Только сказав это, председатель понял, что совершил непоправимую ошибку. Николай отбросил лопату, остановился перед председателем и не своим голосом закричал:
— Так по-твоему я только на то и гожусь, чтобы картошку копать? В военкомате отстоял… А кто тебе такой закон установил, чтобы меня моего мужского права лишать? Это тебе не старый режим, чтоб самовольничать!
— Да ты что, очумел, что ли? Не понимаешь разве — армию кормить надо. Не всем же воевать, — волнуясь говорил председатель, торопливо шагая за звеньевым, который уже бежал к шалашу.
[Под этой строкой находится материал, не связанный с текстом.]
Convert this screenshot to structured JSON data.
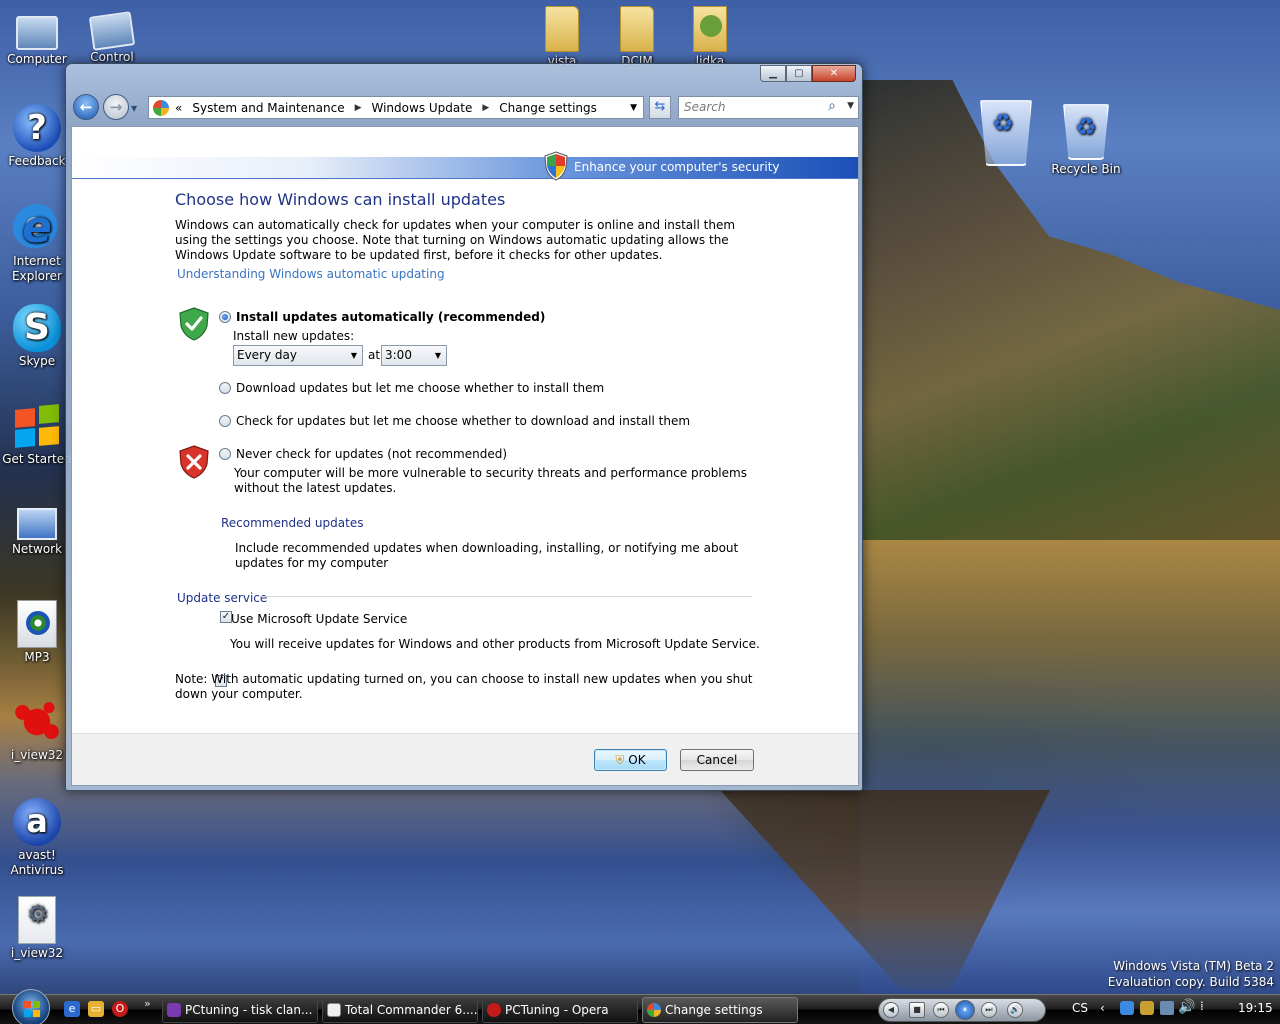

— Не уговоришь, и не думай. Здесь не зачислят, я в город пойду. Там примут. А ты сам здесь воюй с бабами, — со злостью говорил звеньевой, на ходу застегивая ватную куртку.
Ни разу не оглянувшись, он пересек осеннее влажное поле и подошел к реке. Мост был далеко, и, чтобы не терять времени, Николай снял чувяки и перешел реку вброд.
…Высокий, большой, он стоял перед военкомом и резко требовал:
— Запиши, я тебе говорю. Чем я хуже других? Настоящие мужчины на фронте, а я с бабами лопатой воюю. Запиши. Все равно, я здесь больше ни одного дня не останусь. Лучше по закону зачисли, а не то сам уйду.